Senin, 30 Januari 2012

ASAL KEJADIAN PEREMPUAN

Berbicara mengenai kedudukan wanita, mengantarkan kita agar terlebih dahulu mendudukkan pandangan Al-Quran tentang asal kejadian perempuan. Dalam hal ini, salah satu ayat yang dapat diangkat adalah firman Allah dalam surat Al-Hujurat ayat 13,


Wahai seluruh manusia, sesungguhnya Kami telah menciptakan kamu (terdiri) dari lelaki dan perempuan, dan Kami jadikan kamu berbangsa-bangsa dan bersuku-suku agar kamu saling mengenal. Sesungguhnya yang paling mulia di antara kamu adalah yang paling bertakwa.(QS. Al-Hujurat ayat 13)

Ayat ini berbicara tentang asal kejadian manusia - dan seorang lelaki dan perempuan - sekaligus berbicara tentang kemuliaan manusia - baik lelaki maupun perempuan - yang dasar kemuliaannya bukan keturunan, suku, atau jenis kelamin, tetapi ketakwaan kepada Allah SWT. Memang, secara tegas dapat dikatakan bahwa perempuan dalam pandangan Al-Quran mempunyai kedudukan terhormat.

Dalam hal ini Mahmud Syaltut, mantan Syekh Al-Azhar, menulis dalam bukunya Min Tawjihat Al-Islam bahwa tabiat kemanusiaan antara lelaki dan perempuan hampir dapat (dikatakan) sama. Allah telah menganugerahkan kepada perempuan- sebagaimana menganugerahkan kepada lelaki - potensi dan kemampuan yang cukup untuk memikul tanggung jawab, dan menjadikan kedua jenis kelamin ini dapat melaksanakan aktivitas-aktivitas yang bersifat umum maupun khusus. Karena itu, hukum-hukum syariat pun meletakkan keduanya dalam satu kerangka.
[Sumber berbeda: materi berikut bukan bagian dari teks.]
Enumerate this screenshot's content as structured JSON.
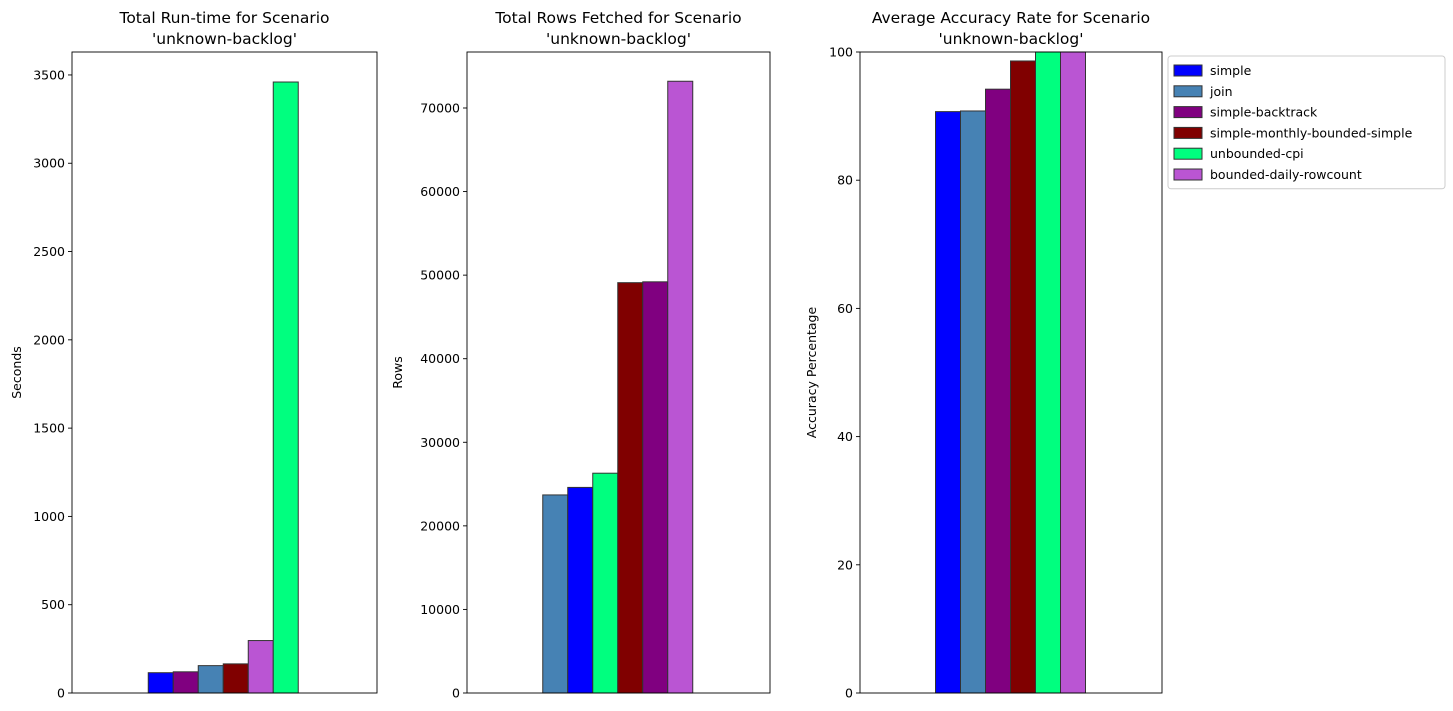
{
  "colors": {
    "simple": "#0000ff",
    "join": "#4682b4",
    "simple-backtrack": "#800080",
    "simple-monthly-bounded-simple": "#800000",
    "unbounded-cpi": "#00ff7f",
    "bounded-daily-rowcount": "#ba55d3"
  },
  "legend": {
    "entries": [
      "simple",
      "join",
      "simple-backtrack",
      "simple-monthly-bounded-simple",
      "unbounded-cpi",
      "bounded-daily-rowcount"
    ]
  },
  "chart_data": [
    {
      "type": "bar",
      "title_line1": "Total Run-time for Scenario",
      "title_line2": "'unknown-backlog'",
      "xlabel": "",
      "ylabel": "Seconds",
      "ylim": [
        0,
        3630
      ],
      "yticks": [
        0,
        500,
        1000,
        1500,
        2000,
        2500,
        3000,
        3500
      ],
      "bars": [
        {
          "series": "simple",
          "value": 115
        },
        {
          "series": "simple-backtrack",
          "value": 120
        },
        {
          "series": "join",
          "value": 155
        },
        {
          "series": "simple-monthly-bounded-simple",
          "value": 165
        },
        {
          "series": "bounded-daily-rowcount",
          "value": 297
        },
        {
          "series": "unbounded-cpi",
          "value": 3460
        }
      ]
    },
    {
      "type": "bar",
      "title_line1": "Total Rows Fetched for Scenario",
      "title_line2": "'unknown-backlog'",
      "xlabel": "",
      "ylabel": "Rows",
      "ylim": [
        0,
        76700
      ],
      "yticks": [
        0,
        10000,
        20000,
        30000,
        40000,
        50000,
        60000,
        70000
      ],
      "bars": [
        {
          "series": "join",
          "value": 23700
        },
        {
          "series": "simple",
          "value": 24600
        },
        {
          "series": "unbounded-cpi",
          "value": 26300
        },
        {
          "series": "simple-monthly-bounded-simple",
          "value": 49100
        },
        {
          "series": "simple-backtrack",
          "value": 49200
        },
        {
          "series": "bounded-daily-rowcount",
          "value": 73200
        }
      ]
    },
    {
      "type": "bar",
      "title_line1": "Average Accuracy Rate for Scenario",
      "title_line2": "'unknown-backlog'",
      "xlabel": "",
      "ylabel": "Accuracy Percentage",
      "ylim": [
        0,
        100
      ],
      "yticks": [
        0,
        20,
        40,
        60,
        80,
        100
      ],
      "bars": [
        {
          "series": "simple",
          "value": 90.7
        },
        {
          "series": "join",
          "value": 90.8
        },
        {
          "series": "simple-backtrack",
          "value": 94.2
        },
        {
          "series": "simple-monthly-bounded-simple",
          "value": 98.6
        },
        {
          "series": "unbounded-cpi",
          "value": 100
        },
        {
          "series": "bounded-daily-rowcount",
          "value": 100
        }
      ]
    }
  ]
}
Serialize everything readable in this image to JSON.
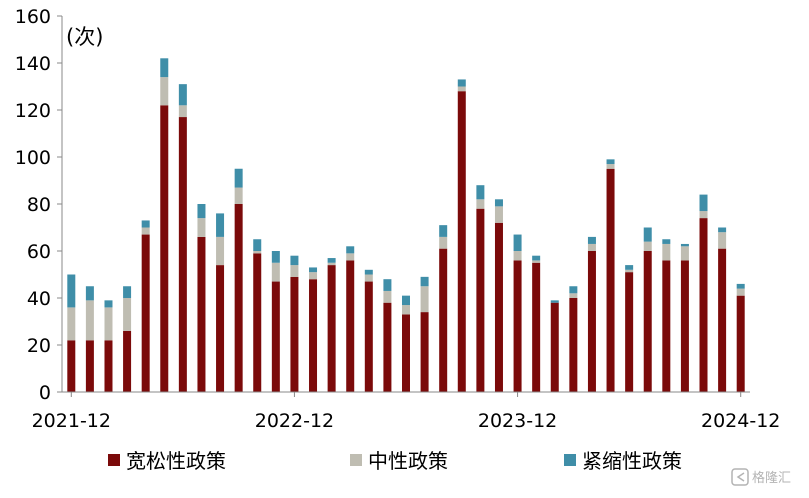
{
  "chart_data": {
    "type": "bar",
    "stacked": true,
    "unit_label": "(次)",
    "categories": [
      "2021-12",
      "2022-01",
      "2022-02",
      "2022-03",
      "2022-04",
      "2022-05",
      "2022-06",
      "2022-07",
      "2022-08",
      "2022-09",
      "2022-10",
      "2022-11",
      "2022-12",
      "2023-01",
      "2023-02",
      "2023-03",
      "2023-04",
      "2023-05",
      "2023-06",
      "2023-07",
      "2023-08",
      "2023-09",
      "2023-10",
      "2023-11",
      "2023-12",
      "2024-01",
      "2024-02",
      "2024-03",
      "2024-04",
      "2024-05",
      "2024-06",
      "2024-07",
      "2024-08",
      "2024-09",
      "2024-10",
      "2024-11",
      "2024-12"
    ],
    "x_tick_labels": [
      "2021-12",
      "2022-12",
      "2023-12",
      "2024-12"
    ],
    "x_tick_indices": [
      0,
      12,
      24,
      36
    ],
    "ylim": [
      0,
      160
    ],
    "yticks": [
      0,
      20,
      40,
      60,
      80,
      100,
      120,
      140,
      160
    ],
    "grid": false,
    "legend_position": "bottom",
    "series": [
      {
        "name": "宽松性政策",
        "color": "#7b0a0a",
        "values": [
          22,
          22,
          22,
          26,
          67,
          122,
          117,
          66,
          54,
          80,
          59,
          47,
          49,
          48,
          54,
          56,
          47,
          38,
          33,
          34,
          61,
          128,
          78,
          72,
          56,
          55,
          38,
          40,
          60,
          95,
          51,
          60,
          56,
          56,
          74,
          61,
          41
        ]
      },
      {
        "name": "中性政策",
        "color": "#bfbdb2",
        "values": [
          14,
          17,
          14,
          14,
          3,
          12,
          5,
          8,
          12,
          7,
          1,
          8,
          5,
          3,
          1,
          3,
          3,
          5,
          4,
          11,
          5,
          2,
          4,
          7,
          4,
          1,
          0,
          2,
          3,
          2,
          1,
          4,
          7,
          6,
          3,
          7,
          3
        ]
      },
      {
        "name": "紧缩性政策",
        "color": "#3f8ea8",
        "values": [
          14,
          6,
          3,
          5,
          3,
          8,
          9,
          6,
          10,
          8,
          5,
          5,
          4,
          2,
          2,
          3,
          2,
          5,
          4,
          4,
          5,
          3,
          6,
          3,
          7,
          2,
          1,
          3,
          3,
          2,
          2,
          6,
          2,
          1,
          7,
          2,
          2
        ]
      }
    ]
  },
  "watermark": {
    "text": "格隆汇",
    "icon": "gelonghui-logo-icon"
  }
}
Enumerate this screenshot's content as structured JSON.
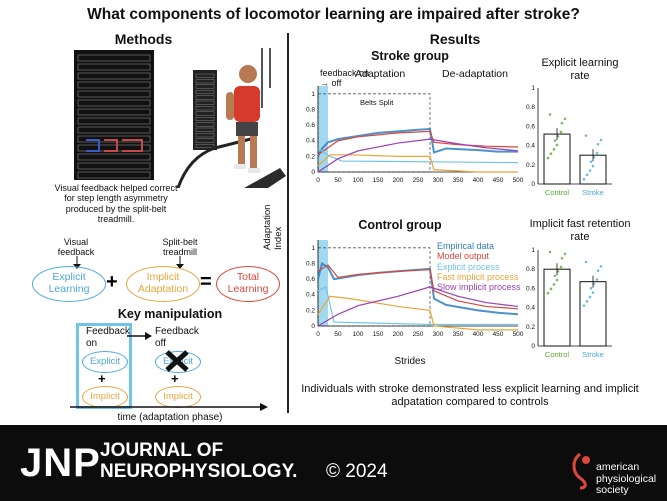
{
  "title": "What components of locomotor learning are impaired after stroke?",
  "methods": {
    "heading": "Methods",
    "feedback_caption": "Visual feedback helped correct for step length asymmetry produced by the split-belt treadmill.",
    "visual_feedback_label": "Visual feedback",
    "split_belt_label": "Split-belt treadmill",
    "explicit_learning": "Explicit Learning",
    "implicit_adaptation": "Implicit Adaptation",
    "total_learning": "Total Learning",
    "plus": "+",
    "equals": "=",
    "key_manipulation": "Key manipulation",
    "feedback_on": "Feedback on",
    "feedback_off": "Feedback off",
    "explicit": "Explicit",
    "implicit": "Implicit",
    "time_axis": "time (adaptation phase)"
  },
  "results": {
    "heading": "Results",
    "stroke_group": "Stroke group",
    "control_group": "Control group",
    "adaptation": "Adaptation",
    "deadaptation": "De-adaptation",
    "feedback_on_off": "feedback on → off",
    "belts_split": "Belts Split",
    "ylabel": "Adaptation Index",
    "xlabel": "Strides",
    "explicit_rate_title": "Explicit learning rate",
    "implicit_fast_title": "Implicit fast retention rate",
    "control": "Control",
    "stroke": "Stroke",
    "conclusion": "Individuals with stroke demonstrated less explicit learning and implicit adpatation compared to controls"
  },
  "legend": [
    "Empirical data",
    "Model output",
    "Explicit process",
    "Fast implicit process",
    "Slow implicit process"
  ],
  "colors": {
    "empirical": "#2e7fc0",
    "model": "#d9473d",
    "explicit": "#6fc4e8",
    "fast_implicit": "#e8a53a",
    "slow_implicit": "#9b3fb5",
    "control_bar": "#5aa832",
    "stroke_bar": "#4aa8de"
  },
  "footer": {
    "jnp": "JNP",
    "journal_line1": "JOURNAL OF",
    "journal_line2": "NEUROPHYSIOLOGY.",
    "year": "© 2024",
    "publisher": "american physiological society"
  },
  "chart_data": [
    {
      "type": "line",
      "title": "Stroke group",
      "xlabel": "Strides",
      "ylabel": "Adaptation Index",
      "xlim": [
        0,
        500
      ],
      "ylim": [
        0,
        1.1
      ],
      "xticks": [
        0,
        50,
        100,
        150,
        200,
        250,
        300,
        350,
        400,
        450,
        500
      ],
      "yticks": [
        0,
        0.2,
        0.4,
        0.6,
        0.8,
        1
      ],
      "series": [
        {
          "name": "Empirical data",
          "x": [
            0,
            10,
            25,
            50,
            100,
            150,
            200,
            250,
            280,
            290,
            320,
            400,
            450,
            500
          ],
          "y": [
            0.2,
            0.3,
            0.38,
            0.42,
            0.46,
            0.5,
            0.52,
            0.54,
            0.55,
            0.25,
            0.3,
            0.28,
            0.26,
            0.26
          ]
        },
        {
          "name": "Model output",
          "x": [
            0,
            50,
            100,
            200,
            280,
            290,
            350,
            420,
            500
          ],
          "y": [
            0.22,
            0.4,
            0.45,
            0.5,
            0.52,
            0.38,
            0.35,
            0.33,
            0.32
          ]
        },
        {
          "name": "Explicit process",
          "x": [
            0,
            30,
            60,
            280,
            500
          ],
          "y": [
            0.3,
            0.2,
            0.14,
            0.13,
            0.12
          ]
        },
        {
          "name": "Fast implicit process",
          "x": [
            0,
            30,
            80,
            200,
            280,
            290,
            400,
            500
          ],
          "y": [
            0.08,
            0.22,
            0.22,
            0.2,
            0.2,
            0.03,
            0.0,
            0.0
          ]
        },
        {
          "name": "Slow implicit process",
          "x": [
            0,
            50,
            100,
            200,
            280,
            350,
            420,
            500
          ],
          "y": [
            0.0,
            0.17,
            0.27,
            0.37,
            0.42,
            0.36,
            0.31,
            0.27
          ]
        }
      ]
    },
    {
      "type": "line",
      "title": "Control group",
      "xlabel": "Strides",
      "ylabel": "Adaptation Index",
      "xlim": [
        0,
        500
      ],
      "ylim": [
        0,
        1.1
      ],
      "xticks": [
        0,
        50,
        100,
        150,
        200,
        250,
        300,
        350,
        400,
        450,
        500
      ],
      "yticks": [
        0,
        0.2,
        0.4,
        0.6,
        0.8,
        1
      ],
      "series": [
        {
          "name": "Empirical data",
          "x": [
            0,
            10,
            25,
            40,
            100,
            150,
            200,
            250,
            280,
            290,
            320,
            400,
            450,
            500
          ],
          "y": [
            0.6,
            0.8,
            0.75,
            0.6,
            0.65,
            0.68,
            0.7,
            0.72,
            0.73,
            0.35,
            0.27,
            0.2,
            0.17,
            0.15
          ]
        },
        {
          "name": "Model output",
          "x": [
            0,
            25,
            50,
            100,
            200,
            280,
            290,
            350,
            420,
            500
          ],
          "y": [
            0.7,
            0.78,
            0.62,
            0.66,
            0.7,
            0.72,
            0.45,
            0.32,
            0.25,
            0.22
          ]
        },
        {
          "name": "Explicit process",
          "x": [
            0,
            20,
            40,
            280,
            500
          ],
          "y": [
            0.45,
            0.5,
            0.05,
            0.02,
            0.02
          ]
        },
        {
          "name": "Fast implicit process",
          "x": [
            0,
            30,
            80,
            200,
            280,
            290,
            400,
            500
          ],
          "y": [
            0.15,
            0.38,
            0.35,
            0.25,
            0.2,
            0.0,
            -0.05,
            -0.05
          ]
        },
        {
          "name": "Slow implicit process",
          "x": [
            0,
            50,
            100,
            200,
            280,
            350,
            420,
            500
          ],
          "y": [
            0.0,
            0.15,
            0.26,
            0.38,
            0.5,
            0.38,
            0.3,
            0.25
          ]
        }
      ]
    },
    {
      "type": "bar",
      "title": "Explicit learning rate",
      "categories": [
        "Control",
        "Stroke"
      ],
      "values": [
        0.52,
        0.3
      ],
      "yticks": [
        0,
        0.2,
        0.4,
        0.6,
        0.8,
        1
      ],
      "ylim": [
        0,
        1
      ]
    },
    {
      "type": "bar",
      "title": "Implicit fast retention rate",
      "categories": [
        "Control",
        "Stroke"
      ],
      "values": [
        0.8,
        0.67
      ],
      "yticks": [
        0,
        0.2,
        0.4,
        0.6,
        0.8,
        1
      ],
      "ylim": [
        0,
        1
      ]
    }
  ]
}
Yang ini (lelaki) menjual dan membeli, mengawinkan dan kawin, melanggar dan dihukum, menuntut dan menyaksikan, dan yang itu (perempuan) juga demikian, dapat menjual dan membeli, mengawinkan dan kawin, melanggar dan dihukum, serta menuntut dan menyaksikan.

Ayat Al-Quran yang populer dijadikan rujukan dalam pembicaraan tentang asal kejadian perempuan adalah firman Allah dalam surat An-Nisa, ayat 1:

Hai sekalian manusia, bertakwalah kepada Tuhanmu yang telah menciptakan kamu dari nafs yang satu (sama), dan darinya Allah menciptakan pasangannya, dan dari keduanya Allah memperkembang-biakkan lelaki dan perempuan yang banyak.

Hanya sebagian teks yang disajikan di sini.